The story of high-ranking priest Monsignor Jeffrey Burrill, who is accused of using a gay dating app and frequenting gay bars, continues to expand. When the story broke last week, I thought it would disappear overnight. It seemed to be a gossipy, salacious story that makes burning headlines then tends to fizzle out quickly.
But the story persists into its second week, fueled by questions of journalistic ethics, use of private data, and, of course, prurient interests. A news source which calls itself Catholic felt it was doing the right thing to invasively breach a priest’s private life and irresponsibly report on it, seeking to maximize this priest’s humiliation and to conflate homosexuality with the abuse of children (though no such connection exists, nor are such claims made of the monsignor). Where is the value in such an investigation other than to manufacture a scandal?

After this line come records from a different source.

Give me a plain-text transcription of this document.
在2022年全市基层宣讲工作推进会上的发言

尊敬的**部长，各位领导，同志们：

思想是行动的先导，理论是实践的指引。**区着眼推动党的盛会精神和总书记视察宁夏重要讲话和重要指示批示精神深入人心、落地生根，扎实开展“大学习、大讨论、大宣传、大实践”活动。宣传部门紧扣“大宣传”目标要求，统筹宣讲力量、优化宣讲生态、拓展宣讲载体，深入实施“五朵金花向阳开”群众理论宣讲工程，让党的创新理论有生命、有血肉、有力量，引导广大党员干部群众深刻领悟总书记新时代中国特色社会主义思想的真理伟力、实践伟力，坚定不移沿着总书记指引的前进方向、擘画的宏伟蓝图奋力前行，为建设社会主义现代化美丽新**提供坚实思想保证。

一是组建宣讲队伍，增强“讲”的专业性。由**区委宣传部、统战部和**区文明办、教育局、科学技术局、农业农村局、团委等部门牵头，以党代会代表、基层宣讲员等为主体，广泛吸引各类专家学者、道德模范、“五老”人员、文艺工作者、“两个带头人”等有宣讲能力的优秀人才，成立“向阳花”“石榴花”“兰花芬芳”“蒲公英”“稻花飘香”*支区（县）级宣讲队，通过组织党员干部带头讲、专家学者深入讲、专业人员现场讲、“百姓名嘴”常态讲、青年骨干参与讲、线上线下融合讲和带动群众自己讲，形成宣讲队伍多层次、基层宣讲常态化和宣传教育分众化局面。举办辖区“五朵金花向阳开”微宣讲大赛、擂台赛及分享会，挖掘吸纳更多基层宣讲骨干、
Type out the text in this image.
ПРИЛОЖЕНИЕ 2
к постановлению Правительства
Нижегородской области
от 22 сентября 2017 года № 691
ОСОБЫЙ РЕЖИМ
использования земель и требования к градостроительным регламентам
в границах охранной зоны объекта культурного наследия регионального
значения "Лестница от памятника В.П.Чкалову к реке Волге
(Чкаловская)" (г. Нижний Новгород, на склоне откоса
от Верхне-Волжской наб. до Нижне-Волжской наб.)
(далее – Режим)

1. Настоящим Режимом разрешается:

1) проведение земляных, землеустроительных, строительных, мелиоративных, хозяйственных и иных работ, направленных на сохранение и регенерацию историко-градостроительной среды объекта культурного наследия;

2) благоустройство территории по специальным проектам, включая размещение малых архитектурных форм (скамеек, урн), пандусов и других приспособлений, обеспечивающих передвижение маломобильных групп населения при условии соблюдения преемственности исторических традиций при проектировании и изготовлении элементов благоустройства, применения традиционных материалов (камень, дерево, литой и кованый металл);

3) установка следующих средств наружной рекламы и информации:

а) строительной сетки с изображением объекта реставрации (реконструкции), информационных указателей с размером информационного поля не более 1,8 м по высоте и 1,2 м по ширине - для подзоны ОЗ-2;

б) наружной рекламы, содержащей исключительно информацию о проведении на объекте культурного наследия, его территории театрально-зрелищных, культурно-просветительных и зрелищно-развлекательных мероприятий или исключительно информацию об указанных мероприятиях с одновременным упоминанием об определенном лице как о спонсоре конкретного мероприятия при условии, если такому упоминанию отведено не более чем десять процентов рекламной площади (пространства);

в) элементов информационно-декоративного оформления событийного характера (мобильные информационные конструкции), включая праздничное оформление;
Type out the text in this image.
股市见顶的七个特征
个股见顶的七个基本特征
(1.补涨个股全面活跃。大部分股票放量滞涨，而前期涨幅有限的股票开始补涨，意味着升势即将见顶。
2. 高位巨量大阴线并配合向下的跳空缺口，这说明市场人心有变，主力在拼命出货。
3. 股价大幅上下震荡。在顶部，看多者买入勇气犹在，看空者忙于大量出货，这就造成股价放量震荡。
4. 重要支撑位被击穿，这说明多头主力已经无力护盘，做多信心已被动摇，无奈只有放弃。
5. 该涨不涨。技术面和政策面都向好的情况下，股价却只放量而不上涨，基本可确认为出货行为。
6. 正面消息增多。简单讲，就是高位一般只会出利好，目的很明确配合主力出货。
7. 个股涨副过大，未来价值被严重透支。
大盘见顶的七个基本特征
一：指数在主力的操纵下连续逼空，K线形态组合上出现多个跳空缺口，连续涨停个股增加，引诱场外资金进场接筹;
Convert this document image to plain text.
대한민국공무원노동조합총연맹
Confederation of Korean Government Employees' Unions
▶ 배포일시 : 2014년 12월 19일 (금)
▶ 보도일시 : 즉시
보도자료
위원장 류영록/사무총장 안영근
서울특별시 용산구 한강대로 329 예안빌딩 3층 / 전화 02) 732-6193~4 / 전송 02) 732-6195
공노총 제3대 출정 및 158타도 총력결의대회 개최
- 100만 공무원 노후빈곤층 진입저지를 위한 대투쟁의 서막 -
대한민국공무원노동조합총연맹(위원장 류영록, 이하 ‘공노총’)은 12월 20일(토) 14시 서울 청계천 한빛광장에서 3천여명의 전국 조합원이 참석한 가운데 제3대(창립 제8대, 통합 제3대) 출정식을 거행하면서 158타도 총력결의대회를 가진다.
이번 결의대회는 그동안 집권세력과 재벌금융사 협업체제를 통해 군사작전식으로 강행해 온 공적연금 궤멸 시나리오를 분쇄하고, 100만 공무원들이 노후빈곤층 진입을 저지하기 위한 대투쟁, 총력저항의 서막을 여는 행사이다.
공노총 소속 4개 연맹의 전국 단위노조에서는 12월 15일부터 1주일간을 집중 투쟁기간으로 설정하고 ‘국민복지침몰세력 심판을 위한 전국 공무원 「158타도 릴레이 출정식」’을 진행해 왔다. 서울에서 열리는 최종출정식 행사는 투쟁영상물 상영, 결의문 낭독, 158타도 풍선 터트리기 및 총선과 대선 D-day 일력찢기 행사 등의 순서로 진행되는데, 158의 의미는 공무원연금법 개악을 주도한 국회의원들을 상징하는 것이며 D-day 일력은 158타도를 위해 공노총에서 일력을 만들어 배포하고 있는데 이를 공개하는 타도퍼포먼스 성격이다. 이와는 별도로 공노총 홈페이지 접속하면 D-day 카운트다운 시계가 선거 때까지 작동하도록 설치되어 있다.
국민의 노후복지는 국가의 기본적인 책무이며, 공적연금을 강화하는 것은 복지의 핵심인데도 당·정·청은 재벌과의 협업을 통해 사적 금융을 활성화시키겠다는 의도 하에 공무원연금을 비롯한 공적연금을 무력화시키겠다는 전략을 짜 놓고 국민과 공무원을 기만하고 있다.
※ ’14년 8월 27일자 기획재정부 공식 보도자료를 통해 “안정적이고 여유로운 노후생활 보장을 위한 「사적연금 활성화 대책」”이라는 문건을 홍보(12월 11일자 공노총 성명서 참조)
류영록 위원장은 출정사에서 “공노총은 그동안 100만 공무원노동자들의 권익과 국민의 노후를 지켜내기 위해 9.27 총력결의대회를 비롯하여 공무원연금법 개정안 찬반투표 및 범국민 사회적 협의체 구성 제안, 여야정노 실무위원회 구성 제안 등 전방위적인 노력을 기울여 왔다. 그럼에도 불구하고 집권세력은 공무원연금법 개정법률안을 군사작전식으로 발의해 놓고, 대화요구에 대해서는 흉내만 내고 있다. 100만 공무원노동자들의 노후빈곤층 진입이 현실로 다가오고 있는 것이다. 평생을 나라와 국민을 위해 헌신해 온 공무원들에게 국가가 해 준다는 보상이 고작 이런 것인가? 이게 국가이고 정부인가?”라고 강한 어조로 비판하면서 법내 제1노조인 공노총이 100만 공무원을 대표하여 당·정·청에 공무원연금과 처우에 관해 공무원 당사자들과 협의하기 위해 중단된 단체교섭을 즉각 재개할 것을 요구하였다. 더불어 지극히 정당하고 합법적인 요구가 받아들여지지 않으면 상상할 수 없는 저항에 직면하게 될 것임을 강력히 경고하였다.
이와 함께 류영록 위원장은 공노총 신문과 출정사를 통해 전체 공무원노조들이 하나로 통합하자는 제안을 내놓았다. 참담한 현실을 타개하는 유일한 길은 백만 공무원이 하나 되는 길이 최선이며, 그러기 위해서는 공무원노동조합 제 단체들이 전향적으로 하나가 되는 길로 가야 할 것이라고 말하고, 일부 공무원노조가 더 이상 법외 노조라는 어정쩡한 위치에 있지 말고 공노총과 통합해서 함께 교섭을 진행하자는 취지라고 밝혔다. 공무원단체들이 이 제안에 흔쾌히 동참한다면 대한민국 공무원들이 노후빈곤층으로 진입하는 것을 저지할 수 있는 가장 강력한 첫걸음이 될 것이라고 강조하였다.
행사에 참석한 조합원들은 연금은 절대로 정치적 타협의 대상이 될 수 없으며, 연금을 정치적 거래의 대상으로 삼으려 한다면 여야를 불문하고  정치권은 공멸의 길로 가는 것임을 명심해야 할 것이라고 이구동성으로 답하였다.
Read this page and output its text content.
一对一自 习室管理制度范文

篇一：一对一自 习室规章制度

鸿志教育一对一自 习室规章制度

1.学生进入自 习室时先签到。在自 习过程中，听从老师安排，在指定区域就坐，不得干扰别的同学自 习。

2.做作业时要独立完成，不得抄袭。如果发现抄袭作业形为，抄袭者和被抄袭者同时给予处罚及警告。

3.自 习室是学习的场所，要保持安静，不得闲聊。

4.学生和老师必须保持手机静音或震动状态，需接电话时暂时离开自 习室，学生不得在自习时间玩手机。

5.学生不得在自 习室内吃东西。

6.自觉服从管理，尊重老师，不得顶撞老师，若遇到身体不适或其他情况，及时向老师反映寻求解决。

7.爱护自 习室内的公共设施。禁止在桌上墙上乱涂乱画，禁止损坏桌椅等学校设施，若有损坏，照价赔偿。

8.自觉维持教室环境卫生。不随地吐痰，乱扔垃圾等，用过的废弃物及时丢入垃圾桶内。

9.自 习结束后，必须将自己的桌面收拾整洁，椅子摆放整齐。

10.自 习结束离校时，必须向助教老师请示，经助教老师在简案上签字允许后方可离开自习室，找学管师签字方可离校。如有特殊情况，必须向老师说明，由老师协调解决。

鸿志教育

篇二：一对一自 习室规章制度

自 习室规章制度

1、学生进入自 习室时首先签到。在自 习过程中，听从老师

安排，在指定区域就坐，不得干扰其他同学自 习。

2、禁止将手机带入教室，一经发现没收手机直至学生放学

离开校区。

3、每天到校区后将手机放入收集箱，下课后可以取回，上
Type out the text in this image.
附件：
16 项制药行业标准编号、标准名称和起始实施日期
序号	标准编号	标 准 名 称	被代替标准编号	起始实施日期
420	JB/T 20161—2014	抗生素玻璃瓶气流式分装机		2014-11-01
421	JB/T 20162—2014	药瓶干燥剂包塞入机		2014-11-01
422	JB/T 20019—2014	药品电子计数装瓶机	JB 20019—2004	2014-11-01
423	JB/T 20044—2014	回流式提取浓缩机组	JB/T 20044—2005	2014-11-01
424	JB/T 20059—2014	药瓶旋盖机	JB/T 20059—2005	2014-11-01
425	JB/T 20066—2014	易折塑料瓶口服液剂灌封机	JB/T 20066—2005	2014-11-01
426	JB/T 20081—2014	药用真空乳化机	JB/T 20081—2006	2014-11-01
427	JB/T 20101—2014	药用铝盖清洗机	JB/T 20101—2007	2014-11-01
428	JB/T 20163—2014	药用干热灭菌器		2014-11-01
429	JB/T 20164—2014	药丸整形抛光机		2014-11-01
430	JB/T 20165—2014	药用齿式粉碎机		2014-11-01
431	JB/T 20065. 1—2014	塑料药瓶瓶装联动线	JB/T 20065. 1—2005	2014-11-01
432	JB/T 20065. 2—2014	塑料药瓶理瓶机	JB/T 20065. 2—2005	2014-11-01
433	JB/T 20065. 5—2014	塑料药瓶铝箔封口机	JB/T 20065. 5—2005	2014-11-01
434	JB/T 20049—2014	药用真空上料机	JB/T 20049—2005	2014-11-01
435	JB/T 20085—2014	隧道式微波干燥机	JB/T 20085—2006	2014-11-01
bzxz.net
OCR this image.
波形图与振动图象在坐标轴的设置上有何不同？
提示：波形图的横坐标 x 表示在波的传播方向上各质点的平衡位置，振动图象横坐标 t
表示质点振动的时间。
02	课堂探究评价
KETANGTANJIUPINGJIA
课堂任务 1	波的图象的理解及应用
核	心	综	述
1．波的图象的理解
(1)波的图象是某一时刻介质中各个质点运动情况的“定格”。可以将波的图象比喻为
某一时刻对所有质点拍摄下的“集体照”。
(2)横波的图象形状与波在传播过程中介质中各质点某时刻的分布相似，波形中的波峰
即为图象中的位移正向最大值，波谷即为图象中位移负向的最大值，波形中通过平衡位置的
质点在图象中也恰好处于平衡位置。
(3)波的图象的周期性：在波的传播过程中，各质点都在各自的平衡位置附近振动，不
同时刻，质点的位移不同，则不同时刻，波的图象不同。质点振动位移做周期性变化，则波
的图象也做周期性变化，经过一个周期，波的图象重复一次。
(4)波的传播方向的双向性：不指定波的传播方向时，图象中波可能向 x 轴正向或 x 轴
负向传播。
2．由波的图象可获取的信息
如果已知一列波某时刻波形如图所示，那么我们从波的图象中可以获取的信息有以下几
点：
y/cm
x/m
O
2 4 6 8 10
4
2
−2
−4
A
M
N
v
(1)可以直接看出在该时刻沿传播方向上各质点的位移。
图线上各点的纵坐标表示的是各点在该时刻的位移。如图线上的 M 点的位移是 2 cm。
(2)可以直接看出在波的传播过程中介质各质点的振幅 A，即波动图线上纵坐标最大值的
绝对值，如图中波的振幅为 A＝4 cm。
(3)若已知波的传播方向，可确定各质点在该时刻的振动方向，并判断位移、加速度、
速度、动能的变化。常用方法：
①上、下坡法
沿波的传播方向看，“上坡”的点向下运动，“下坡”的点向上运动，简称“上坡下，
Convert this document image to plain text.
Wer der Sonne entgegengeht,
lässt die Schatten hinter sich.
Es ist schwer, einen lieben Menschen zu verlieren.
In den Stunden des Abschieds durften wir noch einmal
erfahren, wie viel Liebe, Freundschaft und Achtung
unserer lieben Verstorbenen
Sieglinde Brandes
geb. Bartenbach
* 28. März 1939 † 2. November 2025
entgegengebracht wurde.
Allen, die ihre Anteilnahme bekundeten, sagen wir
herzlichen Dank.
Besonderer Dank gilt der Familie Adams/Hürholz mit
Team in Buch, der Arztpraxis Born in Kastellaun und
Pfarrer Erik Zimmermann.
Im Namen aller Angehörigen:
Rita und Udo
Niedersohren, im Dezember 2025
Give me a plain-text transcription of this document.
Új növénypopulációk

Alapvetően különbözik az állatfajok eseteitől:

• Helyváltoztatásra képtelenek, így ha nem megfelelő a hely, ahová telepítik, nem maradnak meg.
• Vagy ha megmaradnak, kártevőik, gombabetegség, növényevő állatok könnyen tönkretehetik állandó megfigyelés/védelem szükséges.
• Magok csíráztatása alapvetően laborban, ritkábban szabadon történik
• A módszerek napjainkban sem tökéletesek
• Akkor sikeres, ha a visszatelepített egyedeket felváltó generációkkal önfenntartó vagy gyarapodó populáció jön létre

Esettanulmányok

Rather than a scandal, this story is a tragedy. And the tragic element of it is not being addressed.
Let’s assume, for argument’s sake, that the accusations against Msgr. Burrill are true. For some, that information seems to give them license to castigate all gay priests, all priests, all LGBTQ people. At the very least, it is told as a story of moral failure and duplicity. The Catholic Church is seen as a victim of an evil and selfish soul who only sought his own pleasure.
I disagree with that characterization. I think Msgr. Burrill is very much a victim here. This story highlights the personal and institutional danger that the Catholic hierarchy’s homophobia causes.
Whenever a story about a priest’s clandestine relationship or sexual activities breaks, it is often viewed by many Catholics as a scandal. And if those activities involve the gay community, it only seems to magnify the sense of scandal in some people’s eyes. It always surprises me that people are shocked that priests have sometimes sought sexual connection. Are there any human beings who haven’t ever done something out of the need for love of which they would be ashamed if these acts or desires were exposed to the public? I think not.
I’ve met scores of gay priests through my work at New Ways Ministry, and most are leading lives of faith and service, and are faithful to the promises that they made at ordination. However, many of them also have stories of intense struggle of coming to terms with their sexuality. Most were formed in a seminary system that had a simple rule for how to deal with sexual feelings: ignore them. And that same system had an even stronger rule for men who thought they might be gay: be quiet.
What has been the end product of a system with rules like these? A lot of men who have had to struggle with confusion, fear, shame, and secrecy. Ecclesial pressures prevented them from understanding, accepting, and affirming their sexual identities. Many have had the opportunities through supportive family, friends, counseling, and prayer to integrate their sexuality in holy ways within their celibate lifestyle.
Unfortunately, however, others have not. Is it any surprise then that some of these men will turn to situations, people, and electronic resources that are not socially acceptable? Without more substantial and healthy ways to deal with their sexuality, what else is left to these men? They have not failed the church. The church has failed them.
If the allegations against Burrill are true, then the institutional church bears more responsibility for his actions than he does because the institution has created an environment of silence, shame, and oppression, which prevents priests from developing into more integrated people. As long as the Vatican and bishops continue to denigrate and oppress gay priests, these men are not going to be able to live lives free of fear, shame, and secrecy. As a result, instead of integrating their sexuality in healthy and holy ways, they will end up seeking outlets that are less healthy and holy.
I am surprised that anyone is still shocked at the news that a priest, even a high-ranking one, has possibly committed inappropriate sexual behavior. Do we think these men are built like angels? Let’s also remember that Burrill’s purported offenses—using a dating app and frequenting bars—are not behaviors that are exclusively gay. How many times have we heard stories of priests with lovers or who have solicited sex workers of various genders?
The story is so old and so commonplace by now that we should not succumb to the scandal-mongers. Instead, a story like this should be a wake-up call to church leaders to reform, if not the priesthood, at least the formation processes that priests undergo. And it should remind church leaders that they need to start recognizing that gay men are not an aberration or moral failure, but are human beings like their heterosexual counterparts, who have the same needs to love and be loved, and to affirm their sexuality as the blessing from God that it is.